Tumisu (CC0), Pixabay

Herr Iwanow, die BaFin hat ein Rundschreiben zur Nutzung von Bonitätsbeurteilungen durch Ratingagenturen konsultiert. Was genau bedeutet das für Banken und Finanzinstitute?

Michael Iwanow: Grundsätzlich bestätigt die BaFin mit diesem Rundschreiben, dass Banken weiterhin Bonitätsbewertungen von anerkannten Ratingagenturen nutzen dürfen, wenn sie das Kreditrisiko gegenüber anderen Instituten bewerten. Entscheidend ist aber, dass diese Bonitätsbeurteilungen von der Annahme einer impliziten staatlichen Unterstützung ausgehen. Das ist eine wesentliche Klarstellung, weil es Banken weiterhin ermöglicht, sich auf externe Ratings zu stützen, statt selbst umfassende interne Kreditrisikobewertungen durchzuführen.

Welche praktische Bedeutung hat diese Regelung für die Finanzbranche?

Michael Iwanow: In der Praxis bedeutet das, dass Banken weiterhin externe Ratings nutzen können, um ihre Kapitalanforderungen unter der Kapitaladäquanzverordnung (CRR) zu berechnen. Das ist für viele Institute wichtig, da interne Risikomodelle aufwendig und teuer sind. Gleichzeitig gibt es aber eine neue Meldepflicht: Banken müssen der BaFin anzeigen, wenn sie Bonitätsbeurteilungen von Ratingagenturen nutzen, die auf staatliche Unterstützung setzen. Das erhöht den regulatorischen Aufwand.

Sehen Sie darin eher eine Erleichterung für die Banken oder zusätzliche Hürden?

Michael Iwanow: Beides. Einerseits sorgt die Regelung für mehr Rechtssicherheit und ermöglicht es Banken, weiterhin externe Ratings zu verwenden, ohne ihre Risikobewertung komplett umstellen zu müssen. Andererseits bedeutet die neue Anzeigepflicht auch zusätzliche Bürokratie. Banken müssen genau dokumentieren, auf welche Ratings sie sich stützen und wie diese zustande gekommen sind.
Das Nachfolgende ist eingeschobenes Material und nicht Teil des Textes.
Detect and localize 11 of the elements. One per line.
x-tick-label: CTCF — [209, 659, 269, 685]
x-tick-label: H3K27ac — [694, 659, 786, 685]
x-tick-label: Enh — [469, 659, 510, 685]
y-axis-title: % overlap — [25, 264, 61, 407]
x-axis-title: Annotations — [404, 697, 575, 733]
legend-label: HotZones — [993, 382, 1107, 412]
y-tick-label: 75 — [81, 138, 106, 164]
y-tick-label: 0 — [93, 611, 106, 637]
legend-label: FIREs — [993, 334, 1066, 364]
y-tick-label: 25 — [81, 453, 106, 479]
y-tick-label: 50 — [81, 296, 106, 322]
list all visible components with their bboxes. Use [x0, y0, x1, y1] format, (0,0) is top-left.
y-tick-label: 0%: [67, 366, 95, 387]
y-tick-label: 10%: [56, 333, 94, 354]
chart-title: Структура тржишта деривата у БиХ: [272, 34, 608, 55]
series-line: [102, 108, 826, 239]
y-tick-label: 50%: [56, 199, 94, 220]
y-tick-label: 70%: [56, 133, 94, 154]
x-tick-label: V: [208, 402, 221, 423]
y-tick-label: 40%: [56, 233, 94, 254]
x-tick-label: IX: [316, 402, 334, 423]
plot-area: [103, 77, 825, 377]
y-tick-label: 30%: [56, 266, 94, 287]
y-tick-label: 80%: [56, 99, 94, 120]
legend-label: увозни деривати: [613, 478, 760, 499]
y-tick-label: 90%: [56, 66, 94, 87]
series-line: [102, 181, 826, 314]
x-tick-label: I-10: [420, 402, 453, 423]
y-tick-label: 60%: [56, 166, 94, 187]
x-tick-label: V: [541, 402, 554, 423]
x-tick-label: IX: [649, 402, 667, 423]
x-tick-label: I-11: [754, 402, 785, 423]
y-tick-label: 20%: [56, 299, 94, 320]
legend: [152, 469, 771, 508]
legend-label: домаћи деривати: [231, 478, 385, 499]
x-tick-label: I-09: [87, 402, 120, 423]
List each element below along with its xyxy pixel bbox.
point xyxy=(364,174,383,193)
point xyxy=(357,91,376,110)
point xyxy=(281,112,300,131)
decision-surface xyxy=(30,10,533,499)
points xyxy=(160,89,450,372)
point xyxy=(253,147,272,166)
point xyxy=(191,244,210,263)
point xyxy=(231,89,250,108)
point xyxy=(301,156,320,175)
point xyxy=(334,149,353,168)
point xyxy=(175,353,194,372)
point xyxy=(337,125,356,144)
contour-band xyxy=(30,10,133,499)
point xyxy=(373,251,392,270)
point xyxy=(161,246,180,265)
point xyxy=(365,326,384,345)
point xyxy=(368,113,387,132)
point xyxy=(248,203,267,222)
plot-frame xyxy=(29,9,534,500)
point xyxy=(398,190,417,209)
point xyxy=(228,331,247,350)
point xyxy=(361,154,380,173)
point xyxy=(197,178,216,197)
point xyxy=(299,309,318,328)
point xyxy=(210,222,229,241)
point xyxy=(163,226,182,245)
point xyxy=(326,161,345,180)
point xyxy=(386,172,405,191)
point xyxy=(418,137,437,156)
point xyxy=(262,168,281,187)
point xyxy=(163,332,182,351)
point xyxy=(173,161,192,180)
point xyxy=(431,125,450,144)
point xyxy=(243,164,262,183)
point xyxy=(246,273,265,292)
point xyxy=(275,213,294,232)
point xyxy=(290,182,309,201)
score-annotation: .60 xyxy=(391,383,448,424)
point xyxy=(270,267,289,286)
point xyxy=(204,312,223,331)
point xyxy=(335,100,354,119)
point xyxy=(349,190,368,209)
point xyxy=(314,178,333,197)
Warum ist die Frage der staatlichen Unterstützung so wichtig?

Michael Iwanow: Viele Ratingagenturen bewerten Banken oder andere Finanzinstitute nicht nur nach deren finanzieller Stabilität, sondern berücksichtigen auch, ob sie im Krisenfall vom Staat gestützt würden – beispielsweise durch Rettungspakete oder Garantien. Diese Annahme beeinflusst die Bonitätseinschätzung erheblich. Die BaFin will sicherstellen, dass Banken solche Einschätzungen nicht einfach kritiklos übernehmen, sondern bewusst entscheiden, ob und wie sie diese Ratings nutzen.

Bis wann müssen Banken sich auf die neuen Vorgaben einstellen?

Michael Iwanow: Das Rundschreiben soll spätestens ab dem 31. März 2025 gelten. Banken haben also noch einige Monate Zeit, um ihre internen Prozesse anzupassen. Sie sollten aber frühzeitig prüfen, ob sie externe Ratings nutzen und ob diese unter die neue Meldepflicht fallen.

Ihr Fazit?

Michael Iwanow: Die BaFin schafft mit dem Rundschreiben mehr Klarheit, aber auch neue Pflichten. Banken profitieren davon, dass sie weiterhin externe Ratings heranziehen können, müssen aber mit mehr regulatorischem Aufwand rechnen. In jedem Fall sollten sie die neuen Anforderungen rechtzeitig in ihre Compliance-Prozesse integrieren.